Answer: The asymptotes are: vertical asymptote \(x=2\) and oblique asymptote \(y=x+2\).

The turning points are \((0,0)\) and \((4,8)\).

A sketch should show two branches separated by the line \(x=2\), approaching the line \(y=x+2\) for large \(|x|\), and passing through \(0,0\) and \(4,8\).
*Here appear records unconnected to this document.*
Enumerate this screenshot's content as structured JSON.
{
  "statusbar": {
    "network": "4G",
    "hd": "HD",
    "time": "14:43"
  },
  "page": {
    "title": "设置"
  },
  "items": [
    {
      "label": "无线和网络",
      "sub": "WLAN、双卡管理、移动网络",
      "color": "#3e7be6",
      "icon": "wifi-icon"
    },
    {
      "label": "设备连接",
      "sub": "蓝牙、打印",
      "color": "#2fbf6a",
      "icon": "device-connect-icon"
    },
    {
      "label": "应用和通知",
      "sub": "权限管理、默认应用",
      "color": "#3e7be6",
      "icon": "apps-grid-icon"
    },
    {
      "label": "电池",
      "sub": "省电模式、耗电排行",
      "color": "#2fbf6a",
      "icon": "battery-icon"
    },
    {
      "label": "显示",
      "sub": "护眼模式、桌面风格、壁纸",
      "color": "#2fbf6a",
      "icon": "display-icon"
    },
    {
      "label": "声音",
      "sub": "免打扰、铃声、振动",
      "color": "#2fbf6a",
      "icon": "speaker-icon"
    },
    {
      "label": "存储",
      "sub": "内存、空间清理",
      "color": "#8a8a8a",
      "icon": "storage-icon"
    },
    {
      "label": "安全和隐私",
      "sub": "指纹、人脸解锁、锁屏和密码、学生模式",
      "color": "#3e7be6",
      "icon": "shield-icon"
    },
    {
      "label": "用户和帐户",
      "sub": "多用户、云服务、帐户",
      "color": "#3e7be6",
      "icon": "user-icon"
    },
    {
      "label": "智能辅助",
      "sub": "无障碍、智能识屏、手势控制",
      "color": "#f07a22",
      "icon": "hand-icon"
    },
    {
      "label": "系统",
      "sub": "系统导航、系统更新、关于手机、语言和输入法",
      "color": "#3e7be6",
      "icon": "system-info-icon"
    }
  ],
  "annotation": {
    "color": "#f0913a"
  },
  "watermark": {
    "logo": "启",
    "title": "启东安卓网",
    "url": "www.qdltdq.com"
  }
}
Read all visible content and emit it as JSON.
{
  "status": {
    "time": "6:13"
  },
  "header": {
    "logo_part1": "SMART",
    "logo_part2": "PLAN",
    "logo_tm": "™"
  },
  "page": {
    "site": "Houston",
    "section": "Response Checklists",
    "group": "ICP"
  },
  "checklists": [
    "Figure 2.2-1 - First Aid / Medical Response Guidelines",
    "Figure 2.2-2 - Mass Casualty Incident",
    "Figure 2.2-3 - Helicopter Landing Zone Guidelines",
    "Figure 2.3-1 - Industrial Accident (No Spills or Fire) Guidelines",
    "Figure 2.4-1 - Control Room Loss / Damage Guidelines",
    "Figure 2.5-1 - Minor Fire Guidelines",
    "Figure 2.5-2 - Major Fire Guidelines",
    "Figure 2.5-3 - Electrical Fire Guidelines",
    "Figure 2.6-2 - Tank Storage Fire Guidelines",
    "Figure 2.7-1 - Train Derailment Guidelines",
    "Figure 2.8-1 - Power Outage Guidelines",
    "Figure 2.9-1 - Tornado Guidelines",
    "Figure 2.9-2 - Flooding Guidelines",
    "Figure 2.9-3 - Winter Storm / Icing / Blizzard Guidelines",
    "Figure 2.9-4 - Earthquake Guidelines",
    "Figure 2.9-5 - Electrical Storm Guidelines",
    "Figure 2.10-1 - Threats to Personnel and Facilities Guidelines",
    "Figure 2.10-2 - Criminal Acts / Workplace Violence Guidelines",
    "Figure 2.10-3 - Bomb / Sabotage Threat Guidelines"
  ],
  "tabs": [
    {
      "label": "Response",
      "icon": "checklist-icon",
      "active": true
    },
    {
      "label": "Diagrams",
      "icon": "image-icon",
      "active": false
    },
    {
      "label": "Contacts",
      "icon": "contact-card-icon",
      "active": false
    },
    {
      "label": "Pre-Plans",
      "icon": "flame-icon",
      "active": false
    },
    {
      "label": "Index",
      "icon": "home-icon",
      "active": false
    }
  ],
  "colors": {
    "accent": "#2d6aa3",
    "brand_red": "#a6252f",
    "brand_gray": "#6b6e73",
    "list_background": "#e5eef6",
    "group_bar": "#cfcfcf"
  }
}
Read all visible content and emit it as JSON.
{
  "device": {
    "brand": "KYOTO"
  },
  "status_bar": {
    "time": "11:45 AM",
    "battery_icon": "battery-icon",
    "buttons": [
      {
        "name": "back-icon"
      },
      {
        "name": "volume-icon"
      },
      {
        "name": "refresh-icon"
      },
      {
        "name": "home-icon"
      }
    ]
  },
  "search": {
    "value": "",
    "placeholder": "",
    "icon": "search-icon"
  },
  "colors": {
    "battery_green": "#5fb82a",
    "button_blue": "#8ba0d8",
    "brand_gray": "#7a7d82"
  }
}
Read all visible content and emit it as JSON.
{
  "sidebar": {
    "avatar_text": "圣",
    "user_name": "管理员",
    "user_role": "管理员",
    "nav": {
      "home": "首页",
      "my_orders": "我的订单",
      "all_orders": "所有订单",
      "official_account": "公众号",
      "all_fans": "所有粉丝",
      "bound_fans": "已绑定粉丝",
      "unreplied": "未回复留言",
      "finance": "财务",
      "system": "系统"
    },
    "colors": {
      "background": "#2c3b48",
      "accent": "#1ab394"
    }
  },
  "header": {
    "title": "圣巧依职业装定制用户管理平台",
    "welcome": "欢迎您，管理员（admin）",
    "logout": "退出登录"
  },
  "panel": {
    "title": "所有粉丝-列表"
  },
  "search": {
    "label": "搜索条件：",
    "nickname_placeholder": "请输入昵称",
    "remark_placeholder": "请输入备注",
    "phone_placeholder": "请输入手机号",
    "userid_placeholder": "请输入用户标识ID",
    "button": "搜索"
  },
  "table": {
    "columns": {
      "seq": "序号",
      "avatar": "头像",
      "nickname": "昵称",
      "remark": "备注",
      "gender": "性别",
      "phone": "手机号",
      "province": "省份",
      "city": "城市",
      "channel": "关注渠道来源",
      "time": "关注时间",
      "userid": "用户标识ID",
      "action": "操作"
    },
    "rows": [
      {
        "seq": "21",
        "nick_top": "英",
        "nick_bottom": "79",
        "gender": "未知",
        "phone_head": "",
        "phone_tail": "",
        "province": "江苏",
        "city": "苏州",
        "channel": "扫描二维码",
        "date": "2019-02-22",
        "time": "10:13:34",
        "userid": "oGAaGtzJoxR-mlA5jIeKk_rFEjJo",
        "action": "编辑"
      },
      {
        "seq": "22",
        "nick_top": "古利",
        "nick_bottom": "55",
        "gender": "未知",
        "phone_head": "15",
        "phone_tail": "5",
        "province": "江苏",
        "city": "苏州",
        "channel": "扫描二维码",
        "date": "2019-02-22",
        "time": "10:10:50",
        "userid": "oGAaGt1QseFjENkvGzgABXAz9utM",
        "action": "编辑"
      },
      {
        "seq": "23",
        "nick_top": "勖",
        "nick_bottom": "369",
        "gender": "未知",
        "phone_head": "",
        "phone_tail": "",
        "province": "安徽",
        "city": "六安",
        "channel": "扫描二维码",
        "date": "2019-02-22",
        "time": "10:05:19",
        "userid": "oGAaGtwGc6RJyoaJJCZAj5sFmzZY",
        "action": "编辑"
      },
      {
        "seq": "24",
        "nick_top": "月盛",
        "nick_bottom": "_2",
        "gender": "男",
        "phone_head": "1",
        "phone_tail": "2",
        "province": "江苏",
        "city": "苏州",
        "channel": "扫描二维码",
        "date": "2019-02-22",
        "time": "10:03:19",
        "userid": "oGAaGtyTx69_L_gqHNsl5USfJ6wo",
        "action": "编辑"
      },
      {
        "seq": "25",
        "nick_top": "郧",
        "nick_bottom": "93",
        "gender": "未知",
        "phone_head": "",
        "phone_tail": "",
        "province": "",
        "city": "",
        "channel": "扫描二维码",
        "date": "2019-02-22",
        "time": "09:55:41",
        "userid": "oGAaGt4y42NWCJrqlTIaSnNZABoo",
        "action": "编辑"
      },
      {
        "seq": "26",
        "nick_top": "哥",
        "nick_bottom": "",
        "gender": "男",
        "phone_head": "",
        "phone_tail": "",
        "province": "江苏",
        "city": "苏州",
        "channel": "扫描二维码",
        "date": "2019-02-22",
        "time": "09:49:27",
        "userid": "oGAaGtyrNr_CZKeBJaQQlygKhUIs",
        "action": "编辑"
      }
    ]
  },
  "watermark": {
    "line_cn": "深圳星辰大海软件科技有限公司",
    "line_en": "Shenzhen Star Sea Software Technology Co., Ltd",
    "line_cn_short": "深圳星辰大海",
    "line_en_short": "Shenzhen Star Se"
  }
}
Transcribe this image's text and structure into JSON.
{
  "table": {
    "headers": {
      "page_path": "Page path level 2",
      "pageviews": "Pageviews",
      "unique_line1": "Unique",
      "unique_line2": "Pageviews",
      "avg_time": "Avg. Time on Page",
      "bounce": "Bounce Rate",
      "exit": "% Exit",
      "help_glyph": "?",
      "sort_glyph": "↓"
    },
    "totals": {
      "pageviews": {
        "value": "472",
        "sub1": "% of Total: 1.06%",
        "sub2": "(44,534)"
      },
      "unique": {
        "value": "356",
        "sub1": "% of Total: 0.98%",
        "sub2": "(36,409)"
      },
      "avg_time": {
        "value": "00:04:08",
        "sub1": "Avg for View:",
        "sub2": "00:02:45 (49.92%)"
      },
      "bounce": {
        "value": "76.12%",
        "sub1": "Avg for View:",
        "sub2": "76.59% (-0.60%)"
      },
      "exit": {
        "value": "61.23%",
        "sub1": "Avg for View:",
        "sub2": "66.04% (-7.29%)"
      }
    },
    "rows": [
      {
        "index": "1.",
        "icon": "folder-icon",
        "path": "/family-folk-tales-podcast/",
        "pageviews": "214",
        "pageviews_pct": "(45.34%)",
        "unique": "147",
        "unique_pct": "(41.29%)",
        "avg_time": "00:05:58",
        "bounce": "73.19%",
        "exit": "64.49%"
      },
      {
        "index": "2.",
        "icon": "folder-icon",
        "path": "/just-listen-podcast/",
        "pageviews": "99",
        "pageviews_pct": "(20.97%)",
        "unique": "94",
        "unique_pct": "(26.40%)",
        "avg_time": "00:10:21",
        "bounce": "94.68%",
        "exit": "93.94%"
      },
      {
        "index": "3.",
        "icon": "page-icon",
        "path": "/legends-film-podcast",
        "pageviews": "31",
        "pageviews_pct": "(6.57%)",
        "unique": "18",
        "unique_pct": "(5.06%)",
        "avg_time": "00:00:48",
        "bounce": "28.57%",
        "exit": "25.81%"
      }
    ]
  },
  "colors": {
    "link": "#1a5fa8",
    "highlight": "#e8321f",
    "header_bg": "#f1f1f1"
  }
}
First rewrite the function by dividing \(x^2\) by \(x-2\):

\(x^2 = (x-2)(x+2)+4\), so

\(y=\frac{x^2}{x-2}=x+2+\frac{4}{x-2}.\)

So the vertical asymptote is where the denominator is zero:

\(x-2=0 \Rightarrow x=2.\)

And since \(\frac{4}{x-2} \to 0\) as \(x \to \pm\infty\), the oblique asymptote is

\(y=x+2.\)

To find turning points, differentiate:

\(y' = 1 - \frac{4}{(x-2)^2}.\)

Set \(y'=0\):

\(1 - \frac{4}{(x-2)^2}=0 \Rightarrow (x-2)^2=4.\)

Hence

\(x-2=\pm 2\), so \(x=0\) or \(x=4\).

Now find the corresponding \(y\)-values:

For \(x=0\), \(y=\frac{0^2}{0-2}=0\), so one turning point is \((0,0)\).

For \(x=4\), \(y=\frac{4^2}{4-2}=\frac{16}{2}=8\), so the other turning point is \((4,8)\).

For the sketch, draw the axes, the asymptotes \(x=2\) and \(y=x+2\), and plot \((0,0)\) and \((4,8)\). The branch for \(x\lt 2\) passes through \((0,0)\) and tends to \(x=2\) and \(y=x+2\). The branch for \(x\gt 2\) has a turning point at \((4,8)\) and also approaches the same asymptotes.